Many of the stories evoke tenderness or melancholy. In one, Damrosch relates how an elderly man feeds the entire tasting menu to his wheelchair-bound wife. In another, a woman eagerly receives a Faberge egg from her boyfriend only to find that it does not, as she anticipated, contain a ring. As he tells her how much he spent on the egg, Damrosch says, "She pretends to be moved, but I know that she is heartbroken." The ring shows up before the end of the meal, but the scene didn't leave Damrosch feeling giddy: "I wonder whether she will always think of how small and alone she felt when she opened the egg and realized that he would never know how to read her heart."

If this engaging book has a weakness, it's the number of pages devoted to the author's relationship with her boyfriend, Per Se sommelier André.

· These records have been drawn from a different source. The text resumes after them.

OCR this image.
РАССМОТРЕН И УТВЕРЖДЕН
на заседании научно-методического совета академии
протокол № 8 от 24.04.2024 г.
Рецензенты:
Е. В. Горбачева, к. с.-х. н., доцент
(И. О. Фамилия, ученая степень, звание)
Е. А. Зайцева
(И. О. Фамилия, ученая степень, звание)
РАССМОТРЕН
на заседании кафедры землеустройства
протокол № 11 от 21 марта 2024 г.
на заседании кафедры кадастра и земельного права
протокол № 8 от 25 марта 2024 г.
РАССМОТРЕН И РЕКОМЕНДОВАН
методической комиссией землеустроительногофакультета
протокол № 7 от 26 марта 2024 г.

The romance has quirky foodie touches — the lovers engage in pursuits such as judging which Big Apple restaurant has the tastiest bone marrow — but I yearned for more, juicy insider details about the restaurant.

Vermont readers will enjoy some Green Mountain references and in-jokes. Damrosch compares the cliques in the Per Se kitchen to those at Burlington's Edmunds Middle School, which she attended. And she has the inside track on Vermont agriculture. Prefacing the story of a trip she took to visit Jasper Hill Farm in Greensboro, Damrosch recalls, "When their cheese was on the menu at Per Se . . . [the farm's location] was posted in the breezeway along with a taste profile, and everyone found the name 'Northeast Kingdom' to be terribly amusing. If only they knew the truth — that the majestic name actually described one of the poorest, most untamed parts of Vermont."

Untamed might be a good descriptor for the author, too. She began dating her handsome sommelier partner when he was still living with an old flame, and despite Keller's strict rules, she added red streaks to her hair during her stint at the restaurant. Plus, as the "eavesdropping waiter" of the book's title, Damrosch isn't ashamed to admit that she listened in on customers' conversations. But who — other than Keller, that is — can blame her?

Overall, Damrosch offers up a colorful mélange of snippy front-of-the-house gossip and interesting insights about both the restaurant biz and human nature. In certain passages, her liberal arts education comes in handy as she points out discrepancies in the way customers tip women and men, and how kitchens in New York City hire by race. But Damrosch doesn't delve deeply into these issues. Instead, she rests there briefly and then moves on to the next anecdote, like a waiter alighting at table after table as she flits through a busy dining room.